Both Rimegepant and atogepant, are a new class of drugs, also known as gepants, that have been developed specifically for the treatment of migraines. They are a calcitonin gene-related peptide (or CGRP) receptor antagonist which works by blocking this CGRP receptor. And although the mechanism of action is not fully understood, we know that CGRP is a protein found in the sensory nerves of the head and neck and causes blood vessels to dilate, which can lead to inflammation and migraine pain. Unlike triptans, gepants do not cause vasoconstriction so they do not have the same cardiovascular contraindications and cautions as triptans. Gepants can be used as an acute treatment of migraine and, although rimegepant has a licence for migraine prophylaxis, NICE only recommends as prophylaxis of episodic migraines. However, NICE has recommended atogepant as an option for preventing both chronic and episodic migraines. But this is only if there have been at least 4 migraine days per month and where at least 3 previous preventive treatments have failed.
What’s the difference between episodic and chronic migraine?
The definition of Episodic migraine is when there are fewer than 15 headache days each month. On the other hand, chronic migraine is when there is at least 15 headache days a month, with at least 8 of those having features of migraine.
Currently, the most effective options for people with chronic migraines who have already tried 3 prophylactic treatments are drugs that need to be injected so an oral treatment such as Atogepant offers more choice for patients.
So, with that in mind, let’s quickly look at the preventative treatment pathway that NICE has produced in their new draft guidance.
First, for prophylaxis treatment to be considered, the patient needs to have 4 or more migraine days per month.
In that case, we will give 1st, 2nd and 3rd line prophylaxis with propranolol, amitriptyline and topiramate.
If there is inadequate response, then we move to 4th line treatment.
For episodic migraine we can give Rimegepant.
For both episodic and chronic migraines, we have a number of injectable medications and atogepant as the only oral medication.

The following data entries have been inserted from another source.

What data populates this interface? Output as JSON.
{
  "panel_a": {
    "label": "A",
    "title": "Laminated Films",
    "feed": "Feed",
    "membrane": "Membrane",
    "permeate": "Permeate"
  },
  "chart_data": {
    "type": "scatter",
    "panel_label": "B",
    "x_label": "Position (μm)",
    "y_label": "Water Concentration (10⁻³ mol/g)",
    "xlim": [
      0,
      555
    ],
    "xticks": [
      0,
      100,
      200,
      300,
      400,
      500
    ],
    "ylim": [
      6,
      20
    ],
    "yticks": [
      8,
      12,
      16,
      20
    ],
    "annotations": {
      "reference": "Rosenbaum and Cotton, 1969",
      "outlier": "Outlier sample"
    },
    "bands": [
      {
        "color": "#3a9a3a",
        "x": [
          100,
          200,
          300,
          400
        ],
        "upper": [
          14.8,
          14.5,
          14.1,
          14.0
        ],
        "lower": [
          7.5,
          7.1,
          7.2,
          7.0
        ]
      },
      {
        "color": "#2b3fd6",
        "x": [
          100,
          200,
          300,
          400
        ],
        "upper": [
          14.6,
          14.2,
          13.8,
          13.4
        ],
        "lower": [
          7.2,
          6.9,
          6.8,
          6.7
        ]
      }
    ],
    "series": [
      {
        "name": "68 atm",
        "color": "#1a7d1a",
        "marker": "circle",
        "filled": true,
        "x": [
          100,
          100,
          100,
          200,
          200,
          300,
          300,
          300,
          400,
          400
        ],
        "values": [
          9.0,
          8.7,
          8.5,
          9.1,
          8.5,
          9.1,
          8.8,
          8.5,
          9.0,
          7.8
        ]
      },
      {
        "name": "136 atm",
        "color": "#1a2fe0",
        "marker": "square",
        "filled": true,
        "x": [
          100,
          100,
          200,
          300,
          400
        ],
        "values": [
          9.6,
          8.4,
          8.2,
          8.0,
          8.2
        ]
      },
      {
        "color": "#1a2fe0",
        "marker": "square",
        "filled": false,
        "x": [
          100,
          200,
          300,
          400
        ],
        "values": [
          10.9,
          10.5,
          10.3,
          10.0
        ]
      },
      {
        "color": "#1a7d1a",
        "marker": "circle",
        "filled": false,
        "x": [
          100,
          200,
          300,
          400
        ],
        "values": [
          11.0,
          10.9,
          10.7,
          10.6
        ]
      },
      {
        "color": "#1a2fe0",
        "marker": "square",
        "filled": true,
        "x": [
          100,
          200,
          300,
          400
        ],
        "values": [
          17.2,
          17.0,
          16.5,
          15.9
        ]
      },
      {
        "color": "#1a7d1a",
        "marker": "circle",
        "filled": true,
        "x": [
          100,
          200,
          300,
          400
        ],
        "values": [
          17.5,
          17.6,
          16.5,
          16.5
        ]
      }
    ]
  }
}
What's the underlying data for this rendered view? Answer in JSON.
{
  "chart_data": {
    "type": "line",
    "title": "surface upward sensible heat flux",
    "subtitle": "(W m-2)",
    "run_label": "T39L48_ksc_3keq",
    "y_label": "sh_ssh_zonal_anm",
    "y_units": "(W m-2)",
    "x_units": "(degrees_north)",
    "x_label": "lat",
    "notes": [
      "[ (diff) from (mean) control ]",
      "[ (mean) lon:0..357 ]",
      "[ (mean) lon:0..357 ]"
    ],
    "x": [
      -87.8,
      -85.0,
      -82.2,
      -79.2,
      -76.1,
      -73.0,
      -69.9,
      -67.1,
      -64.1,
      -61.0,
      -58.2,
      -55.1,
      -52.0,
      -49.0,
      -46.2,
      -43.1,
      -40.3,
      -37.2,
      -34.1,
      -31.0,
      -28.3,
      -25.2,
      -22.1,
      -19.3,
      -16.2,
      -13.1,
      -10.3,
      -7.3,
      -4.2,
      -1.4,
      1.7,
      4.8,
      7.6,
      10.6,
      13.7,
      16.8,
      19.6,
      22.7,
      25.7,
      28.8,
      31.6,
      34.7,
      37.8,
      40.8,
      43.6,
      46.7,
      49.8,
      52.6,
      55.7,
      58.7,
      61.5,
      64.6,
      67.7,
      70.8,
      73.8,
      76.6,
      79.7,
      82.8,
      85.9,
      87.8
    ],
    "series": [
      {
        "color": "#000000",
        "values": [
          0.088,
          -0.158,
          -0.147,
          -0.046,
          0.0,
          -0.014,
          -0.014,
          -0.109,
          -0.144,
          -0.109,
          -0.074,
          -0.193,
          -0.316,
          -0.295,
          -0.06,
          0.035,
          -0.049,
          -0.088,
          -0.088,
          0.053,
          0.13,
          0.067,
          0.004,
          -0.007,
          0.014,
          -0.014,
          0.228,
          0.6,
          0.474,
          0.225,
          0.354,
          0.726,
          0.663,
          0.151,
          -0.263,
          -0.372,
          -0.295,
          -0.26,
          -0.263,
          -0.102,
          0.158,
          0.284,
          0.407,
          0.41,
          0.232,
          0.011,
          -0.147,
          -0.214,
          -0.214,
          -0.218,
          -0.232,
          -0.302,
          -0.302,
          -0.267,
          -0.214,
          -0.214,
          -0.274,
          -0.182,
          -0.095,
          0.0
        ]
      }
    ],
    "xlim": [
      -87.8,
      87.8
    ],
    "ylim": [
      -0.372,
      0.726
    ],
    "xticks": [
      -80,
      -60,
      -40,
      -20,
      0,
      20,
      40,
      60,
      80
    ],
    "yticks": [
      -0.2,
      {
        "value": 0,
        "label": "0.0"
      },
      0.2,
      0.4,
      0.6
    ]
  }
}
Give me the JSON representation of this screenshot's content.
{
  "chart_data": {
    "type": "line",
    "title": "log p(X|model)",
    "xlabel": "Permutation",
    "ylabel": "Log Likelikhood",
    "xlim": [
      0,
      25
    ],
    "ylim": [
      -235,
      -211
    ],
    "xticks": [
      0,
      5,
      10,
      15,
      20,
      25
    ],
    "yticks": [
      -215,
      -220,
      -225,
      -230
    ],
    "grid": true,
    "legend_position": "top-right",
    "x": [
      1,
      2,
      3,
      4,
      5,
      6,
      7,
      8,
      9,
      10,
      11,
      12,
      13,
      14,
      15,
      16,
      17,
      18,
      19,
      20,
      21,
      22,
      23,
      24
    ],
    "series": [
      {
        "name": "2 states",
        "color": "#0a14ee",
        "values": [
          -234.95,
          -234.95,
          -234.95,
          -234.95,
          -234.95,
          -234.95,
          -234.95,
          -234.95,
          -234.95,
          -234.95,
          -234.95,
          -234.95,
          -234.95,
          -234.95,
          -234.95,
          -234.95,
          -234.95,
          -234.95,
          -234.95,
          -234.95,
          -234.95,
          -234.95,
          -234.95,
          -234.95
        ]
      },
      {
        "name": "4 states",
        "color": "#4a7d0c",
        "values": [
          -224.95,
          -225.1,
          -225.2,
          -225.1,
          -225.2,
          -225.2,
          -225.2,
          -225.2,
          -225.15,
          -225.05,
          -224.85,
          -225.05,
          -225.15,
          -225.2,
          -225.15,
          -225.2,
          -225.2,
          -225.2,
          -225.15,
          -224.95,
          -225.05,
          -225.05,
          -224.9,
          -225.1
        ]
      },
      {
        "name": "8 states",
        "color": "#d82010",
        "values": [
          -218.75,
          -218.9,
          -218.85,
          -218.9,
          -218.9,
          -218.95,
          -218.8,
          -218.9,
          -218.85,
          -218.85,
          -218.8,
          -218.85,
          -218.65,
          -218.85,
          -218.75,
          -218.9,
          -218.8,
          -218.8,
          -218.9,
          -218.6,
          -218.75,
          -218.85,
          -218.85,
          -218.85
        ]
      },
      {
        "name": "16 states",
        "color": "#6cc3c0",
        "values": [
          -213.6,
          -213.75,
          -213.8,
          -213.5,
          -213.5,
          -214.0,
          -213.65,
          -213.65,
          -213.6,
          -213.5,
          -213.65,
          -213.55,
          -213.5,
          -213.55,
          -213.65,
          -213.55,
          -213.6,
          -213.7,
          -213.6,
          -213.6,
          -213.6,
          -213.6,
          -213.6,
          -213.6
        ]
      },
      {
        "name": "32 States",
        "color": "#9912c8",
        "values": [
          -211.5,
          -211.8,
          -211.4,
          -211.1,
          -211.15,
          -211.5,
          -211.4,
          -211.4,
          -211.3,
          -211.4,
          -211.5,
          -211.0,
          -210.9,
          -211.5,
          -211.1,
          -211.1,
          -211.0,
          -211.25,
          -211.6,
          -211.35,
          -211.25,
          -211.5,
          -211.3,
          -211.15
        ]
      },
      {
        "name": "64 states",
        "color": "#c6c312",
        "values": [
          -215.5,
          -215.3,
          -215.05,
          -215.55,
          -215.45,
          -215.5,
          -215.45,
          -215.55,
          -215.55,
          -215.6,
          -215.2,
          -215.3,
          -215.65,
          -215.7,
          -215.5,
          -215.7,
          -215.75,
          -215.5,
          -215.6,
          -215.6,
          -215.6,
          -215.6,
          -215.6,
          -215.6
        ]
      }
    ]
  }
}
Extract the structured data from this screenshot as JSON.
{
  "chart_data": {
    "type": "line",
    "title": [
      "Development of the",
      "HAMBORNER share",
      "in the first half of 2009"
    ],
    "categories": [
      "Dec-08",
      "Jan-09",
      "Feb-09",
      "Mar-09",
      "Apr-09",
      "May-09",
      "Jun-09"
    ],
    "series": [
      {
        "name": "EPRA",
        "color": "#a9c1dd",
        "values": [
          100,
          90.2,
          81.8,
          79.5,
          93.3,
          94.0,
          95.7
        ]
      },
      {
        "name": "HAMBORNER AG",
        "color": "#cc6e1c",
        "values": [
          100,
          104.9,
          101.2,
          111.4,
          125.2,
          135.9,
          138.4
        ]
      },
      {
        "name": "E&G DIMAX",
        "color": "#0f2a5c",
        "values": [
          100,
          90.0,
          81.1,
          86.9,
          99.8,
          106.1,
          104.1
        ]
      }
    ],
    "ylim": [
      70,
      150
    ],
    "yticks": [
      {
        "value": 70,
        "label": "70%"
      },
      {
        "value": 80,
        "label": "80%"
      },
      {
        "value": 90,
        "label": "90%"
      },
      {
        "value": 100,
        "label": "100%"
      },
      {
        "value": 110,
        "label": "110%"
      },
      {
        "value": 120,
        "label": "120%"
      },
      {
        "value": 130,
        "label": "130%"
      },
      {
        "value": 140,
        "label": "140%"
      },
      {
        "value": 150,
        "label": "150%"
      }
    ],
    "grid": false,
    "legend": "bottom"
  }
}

Finally, if it is only chronic migraine, then the recommended treatment will be with botox.
Rimegepant is an oral lyophilisate that should be placed on the tongue or under the tongue and it will disintegrate in the mouth and can therefore be taken without liquid. However, atogepant is a tablet to be taken orally.
We have come to the end of this episode. Remember that this is not medical advice and it is only my summary and my interpretation of the guidelines. You must always use your clinical judgement.
Thank you for listening and goodbye.